もし「可愛いね」と言われたら?
「可愛いね」
「キレイだね」
「美人ですね」
こう面と向かって褒められてしまうと、どうリアクションしてよいのか悩みますよね。
最も多いのは、
「そんなことないですよ」
と、謙遜する人でしょうか。
次に、
「何も出ませんよー」
「よく言われます!」
などと、明るく切り返す人。
そして、
「ありがとうございます」
と、素直に受け止める人。
私も、ひと通りやってみました。そして、
「そんなことないですよ」
と謙遜するのは、すぐやめました。
わざわざ褒めてくれているのに、あえて否定する必要があるのか?
もしお世辞だとしたら、否定することでかえって「真に受けている」と思われるのでは?
とか、いろいろ考えた結果です。考えだすとキリがありませんけどね。
明るく受け流すパターンは使い古された手法という感じで、数回使ったら飽きました。
何より、容姿の話題を自ら引っ張る形になるのがイヤ。
この返しを使ったのは、
「今日もキレイだね〜」
と、すれ違いざまに言われた時。
「よく言われまーす」
と言いながら、立ち去ります。
その場から立ち去ることのできないシチュエーションでは、まず使いません。
「ありがとうございます」
と受け入れるパターンには、結構長くお世話になりました。
だけど、そもそもお礼なんて必要なの?
確かに褒めてもらっているのだから、お礼を言ってもおかしくはありませんね。
だけど、容姿を褒めるという行為は、相手も言いたくて言っている。つまり、言う側の自己満足なんですよね。

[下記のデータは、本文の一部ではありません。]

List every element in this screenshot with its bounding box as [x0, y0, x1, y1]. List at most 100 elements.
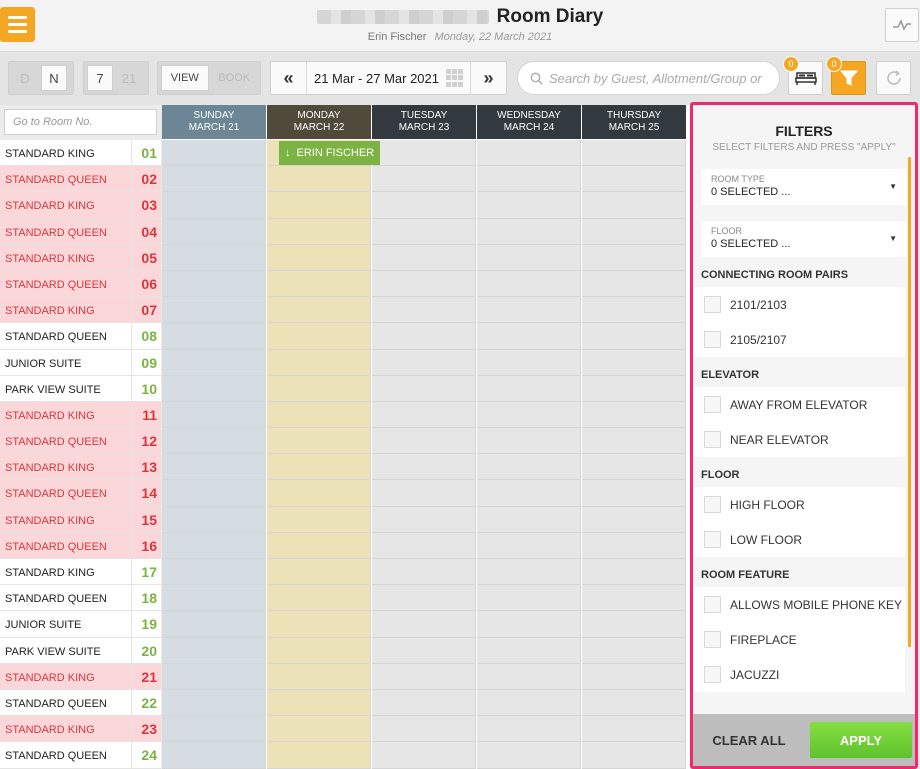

キレイだと思ったから、つい口から出てしまった。そこには、謙遜もお礼も必要ない気がします。
お世辞だとしたら、余計にお礼なんて言う必要ないですし。
中には、
「せっかくキレイって褒めたのに謙遜されると寂しい」
とか、
「普通にありがとうって言われるとテンション下がる」
という男性の声もあるようですが、正直こちらのリアクションひとつで勝手に上がったり下がったりされても困ります。
で、結局どうしているのかというと…
『聞き流す』
これに尽きますね。
1対1で「おキレイですね」と言われた時は、ただニコッと笑う。
相手はちょっとドギマギしますが、お構いなしに本題に入るなり、その場を立ち去るなり、とにかく話題を自分の容姿からそらします。
飲み会や職場など、複数の人が同席している場合はもっと気が楽です。
「キレイですね」と言われても、こちらが黙っていれば、他の人が勝手に庇護欲を発揮して、
「でしょ? こんなキレイな人なかなかいないよ?」
「お前、よく恥ずかし気もなくそんなこと言えるな」
「ダメダメ! 朝霧さんをいやらしい目で見るのは禁止」
と、全部代わりに打ち返してくれますから。
私は他人事みたいな顔して、彼らのやりとりを聞いているだけ。
この手法に変えてから、容姿を褒められた時の心理的な負担がかなり減りましたね。
ただ、一度だけ。
仕事関係の方(仮にTさんとします)と打ち合わせテーブルに向かい合って座り、真面目な話をしていた時のこと。
Tさんが、
「朝霧さんなら安心してお任せできますよ。仕事もできるし…」
そう言った後、私の目をじっと見ながら、
「お美しいし…」
と、言ったんです。
私もこの時ばかりは、思わずスーッと無言でうつむいてしまうという、素のリアクションをとってしまいました。
すぐに、何事もなかったかのように話題を変えて下さったTさん。紳士ですよね。
私は別に、Tさんを好きだったわけでもなんでもないんです。
ただ、タイミングとして不意打ちすぎたこと、あまりにも真剣な顔で言われたこと、そして「お美しい」という言葉のチョイスに動揺してしまったのだと思います。
ちなみに、褒められて嬉しくないわけではないですよ。毎回、素直に嬉しいです。
ただ、嬉しいのと同じくらい、心理的な負担も大きいのです。つまり、リアクションするのが面倒くさい。
それでも、大好きな人から「キレイだね」と言ってもらった時だけは、サラリと流すのではなく全力で照れてみたいなと思います。